At the beginning of May, trucks driven by government officials arrived at the slums and began carting the pigs off to slaughter. The action was met with brute force as the slum pig farmers clashed with authorities and threw stones at them. And at least one farmer was arrested for trying to smuggle his 300 pigs to another location. It was initially reported that the farmers would receive a monetary sum to compensate for the loss of their pigs and then it was reported that their pigs would be tested for H1N1, slaughtered and the meat delivered to their doors. However, as of press time, neither deal has been honored.

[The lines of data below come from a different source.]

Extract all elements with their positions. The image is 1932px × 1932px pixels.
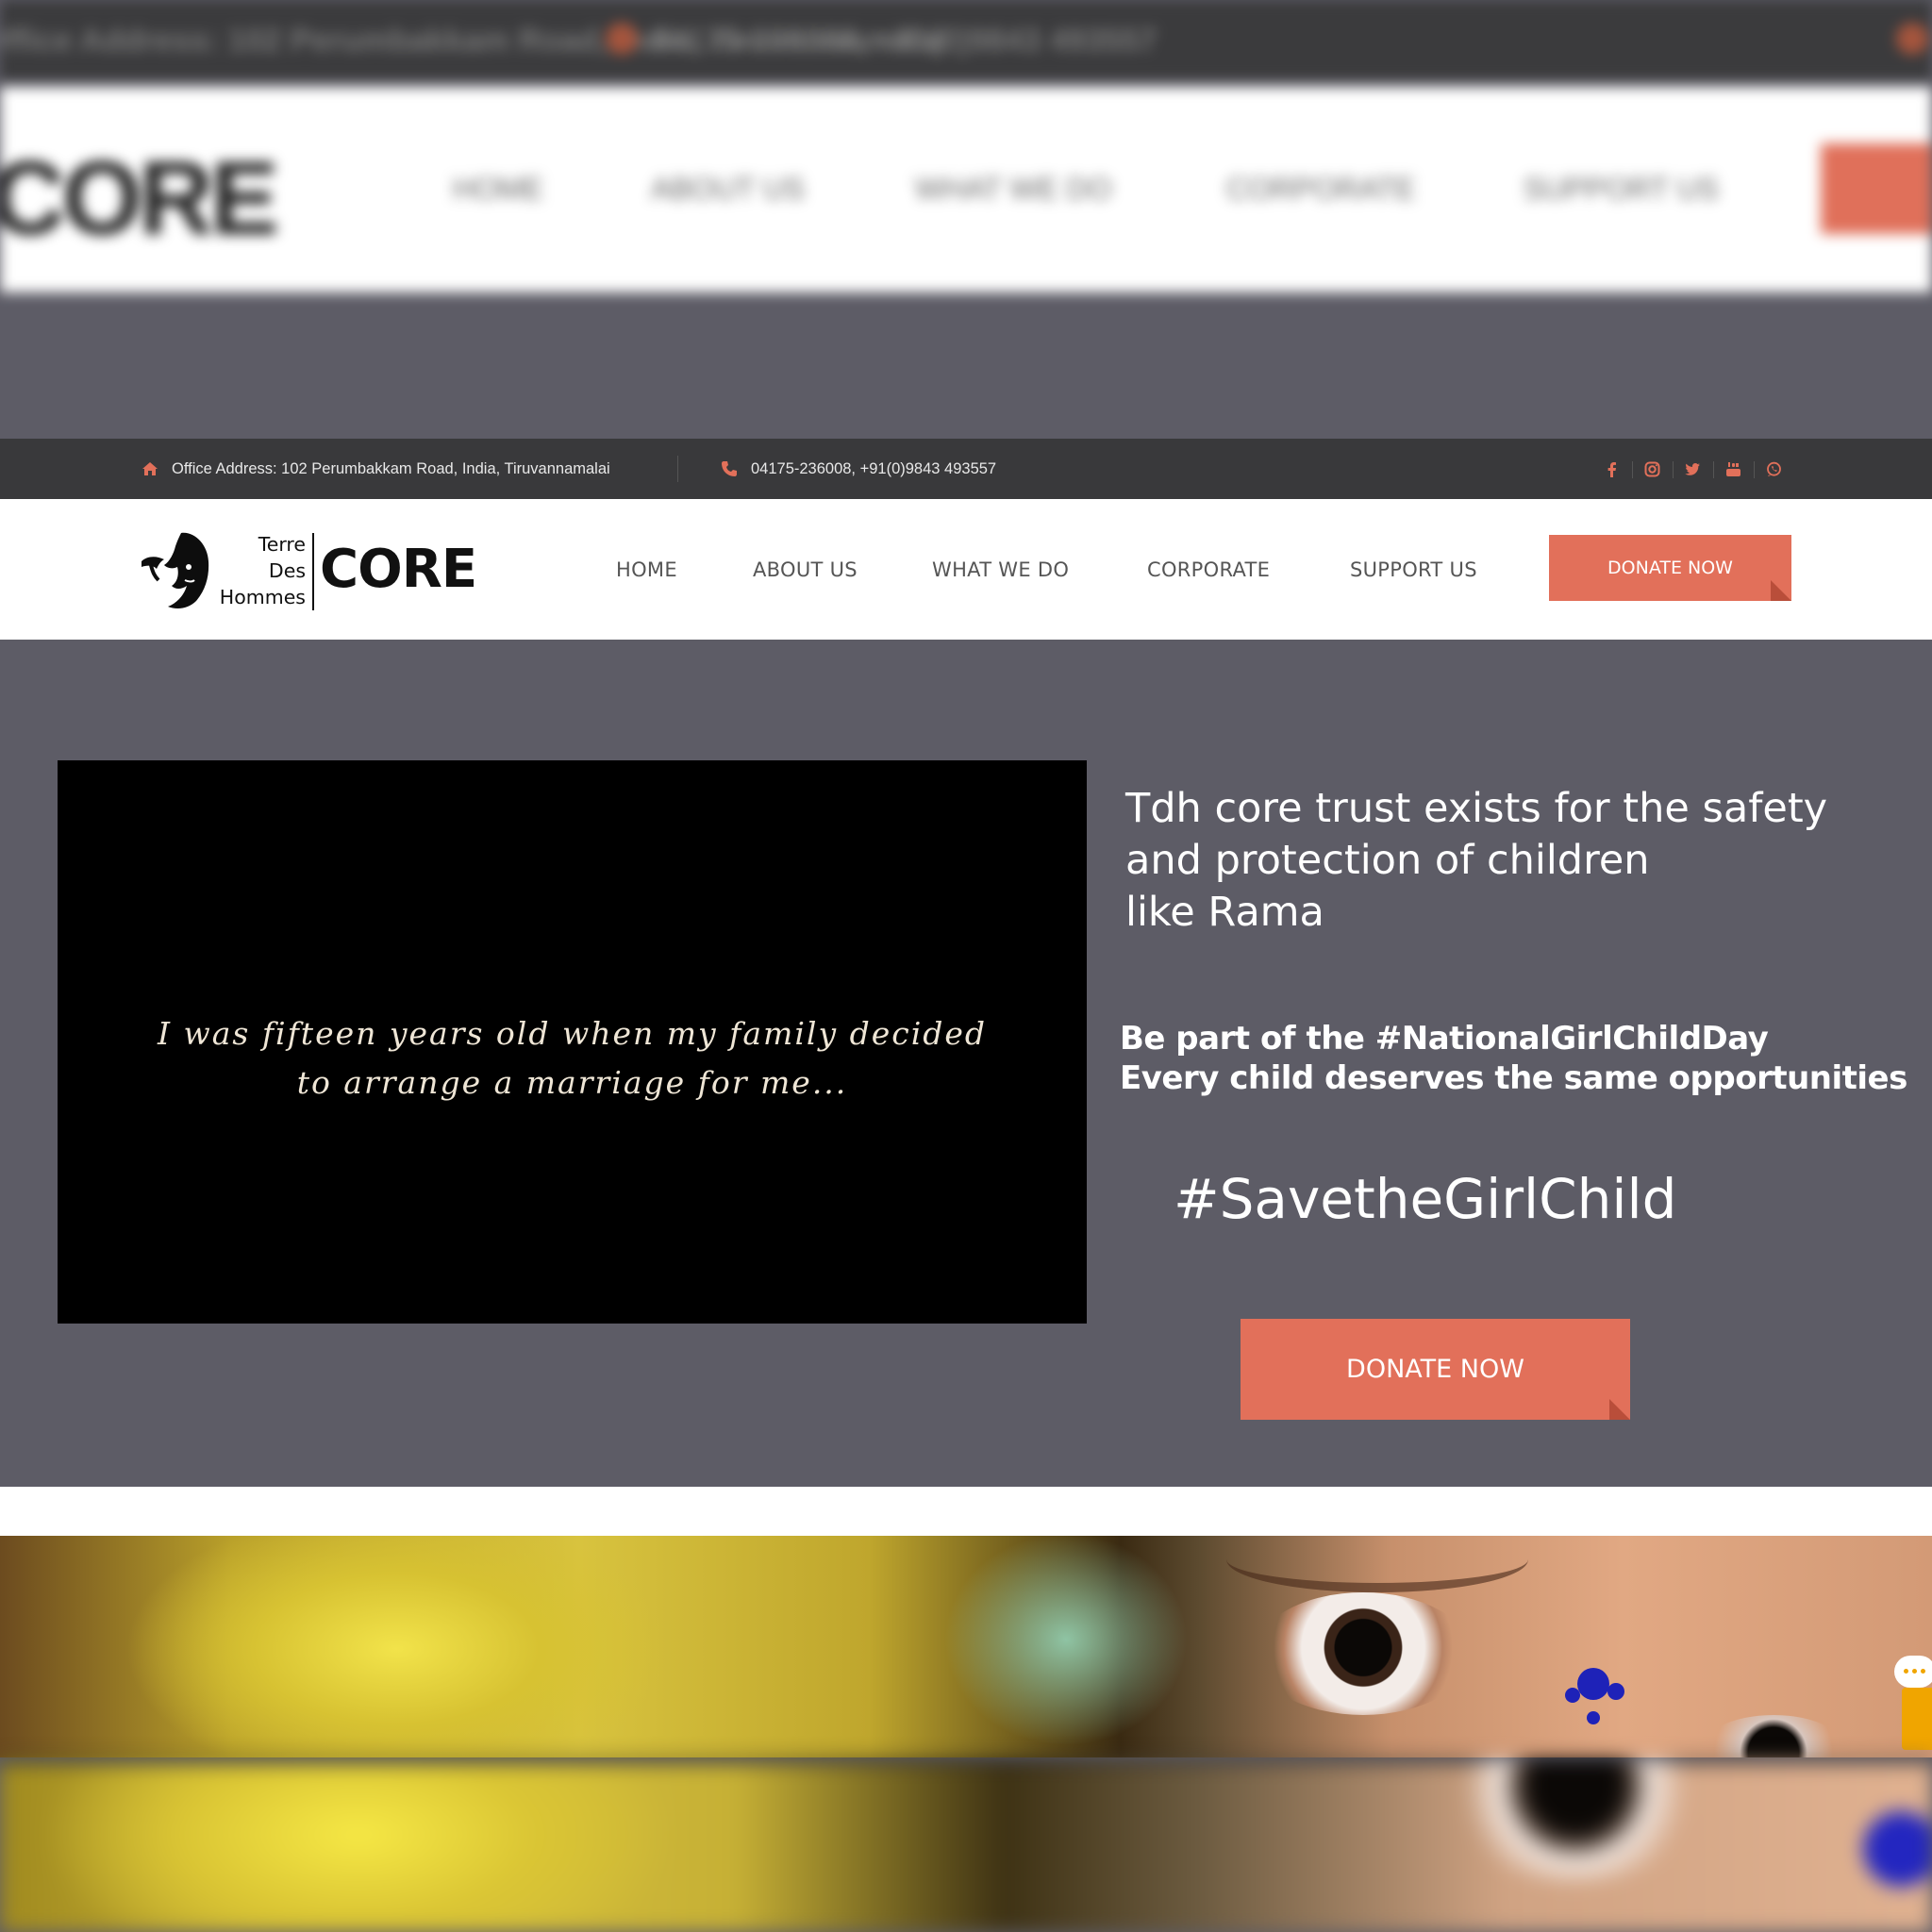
blurred-photo-bindi — [1863, 1811, 1932, 1887]
blurred-nav-what: WHAT WE DO — [915, 172, 1112, 206]
logo-separator — [312, 533, 314, 610]
blurred-donate-button — [1821, 143, 1932, 234]
tdh-wordmark: Terre Des Hommes — [217, 531, 306, 610]
blurred-nav-support: SUPPORT US — [1524, 172, 1719, 206]
video-caption-line2: to arrange a marriage for me... — [296, 1064, 848, 1101]
blurred-topbar: Office Address: 102 Perumbakkam Road, In… — [0, 0, 1932, 80]
chat-tab[interactable] — [1902, 1688, 1932, 1750]
blurred-header-backdrop: Office Address: 102 Perumbakkam Road, In… — [0, 0, 1932, 439]
topbar-divider — [677, 456, 678, 482]
child-face-logo-icon — [142, 532, 209, 608]
logo-line-terre: Terre — [258, 533, 306, 556]
whatsapp-icon[interactable] — [1754, 439, 1794, 499]
blurred-nav-corporate: CORPORATE — [1226, 172, 1416, 206]
photo-eyebrow — [1226, 1536, 1528, 1592]
hero-lead-line1: Tdh core trust exists for the safety — [1125, 785, 1828, 832]
phone-text: 04175-236008, +91(0)9843 493557 — [751, 459, 997, 477]
logo-line-hommes: Hommes — [219, 586, 306, 608]
hero-campaign-text: Be part of the #NationalGirlChildDay Eve… — [1120, 1019, 1931, 1098]
photo-bindi — [1577, 1668, 1609, 1700]
hero-lead-text: Tdh core trust exists for the safety and… — [1125, 783, 1899, 939]
blurred-phone-icon — [606, 23, 638, 55]
girl-photo-banner — [0, 1536, 1932, 1757]
nav-home[interactable]: HOME — [616, 499, 677, 640]
section-spacer — [0, 1487, 1932, 1536]
phone-numbers: 04175-236008, +91(0)9843 493557 — [721, 439, 996, 499]
hero-lead-line2: and protection of children — [1125, 837, 1650, 884]
instagram-icon[interactable] — [1632, 439, 1673, 499]
blurred-phone: 04175-236008, +91(0)9843 493557 — [651, 23, 1157, 58]
hero-lead-line3: like Rama — [1125, 889, 1324, 936]
core-wordmark: CORE — [320, 539, 477, 600]
video-caption-line1: I was fifteen years old when my family d… — [157, 1015, 988, 1052]
button-corner-decoration — [1609, 1399, 1630, 1420]
nav-support-us[interactable]: SUPPORT US — [1350, 499, 1477, 640]
youtube-icon[interactable] — [1713, 439, 1754, 499]
social-links — [1591, 439, 1794, 499]
blurred-logo: CORE — [0, 141, 279, 257]
hero-hashtag: #SavetheGirlChild — [1174, 1167, 1677, 1231]
header-donate-label: DONATE NOW — [1607, 558, 1733, 578]
button-corner-decoration — [1771, 580, 1791, 601]
phone-icon — [722, 461, 737, 476]
facebook-icon[interactable] — [1591, 439, 1632, 499]
logo-line-des: Des — [268, 559, 306, 582]
blurred-nav-home: HOME — [453, 172, 543, 206]
blurred-nav-about: ABOUT US — [651, 172, 805, 206]
tdh-core-logo[interactable]: Terre Des Hommes CORE — [140, 527, 477, 614]
photo-eye-second — [1698, 1715, 1849, 1757]
home-icon — [142, 462, 158, 475]
site-header: Terre Des Hommes CORE HOME ABOUT US WHAT… — [0, 499, 1932, 640]
blurred-header: CORE HOME ABOUT US WHAT WE DO CORPORATE … — [0, 87, 1932, 292]
header-donate-button[interactable]: DONATE NOW — [1549, 535, 1791, 601]
twitter-icon[interactable] — [1673, 439, 1713, 499]
blurred-photo-eye — [1453, 1759, 1698, 1882]
video-caption: I was fifteen years old when my family d… — [58, 1009, 1087, 1108]
hero-donate-button[interactable]: DONATE NOW — [1241, 1319, 1630, 1420]
blurred-photo-backdrop — [0, 1759, 1932, 1932]
chat-widget[interactable] — [1894, 1656, 1932, 1750]
photo-eye — [1255, 1592, 1472, 1715]
video-player[interactable]: I was fifteen years old when my family d… — [58, 760, 1087, 1324]
nav-what-we-do[interactable]: WHAT WE DO — [932, 499, 1069, 640]
top-info-bar: Office Address: 102 Perumbakkam Road, In… — [0, 439, 1932, 499]
hero-campaign-line1: Be part of the #NationalGirlChildDay — [1120, 1020, 1769, 1058]
hero-donate-label: DONATE NOW — [1346, 1355, 1524, 1384]
hero-section: I was fifteen years old when my family d… — [0, 640, 1932, 1487]
nav-corporate[interactable]: CORPORATE — [1147, 499, 1270, 640]
office-address: Office Address: 102 Perumbakkam Road, In… — [142, 439, 610, 499]
hero-campaign-line2: Every child deserves the same opportunit… — [1120, 1059, 1907, 1097]
office-address-text: Office Address: 102 Perumbakkam Road, In… — [172, 459, 610, 477]
chat-bubble-icon[interactable] — [1894, 1656, 1932, 1688]
blurred-social-icon — [1896, 23, 1928, 55]
nav-about-us[interactable]: ABOUT US — [753, 499, 858, 640]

The pig saga continues as this past week a deplorable video diary of the inhumane slaughter of the pigs has emerged on the popular social networking site YouTube. In the gruesome video, workers are captured stabbing baby piglets with knives, beating other pigs with iron bars and kicking live pigs into waiting bulldozer baskets. However, the most horrific method of slaughter to be shown on the video is of a lorry full of pigs soaked with bucketfuls of acid and left to die a slow death that took almost an hour. The YouTube video has resulted in an immediate condemnation from Sheikh Salim Mohammed Salim, who chairs the fatwa department at the University of Al-Azhar, who released a statement saying that the maltreatment of any animal is strictly forbidden in Islam.
Animal rights activists have started an online petition against the horrific slaughter of the Egyptian pigs at www.care2.com and organizers are hoping to put an end to the inhumane euthanasia.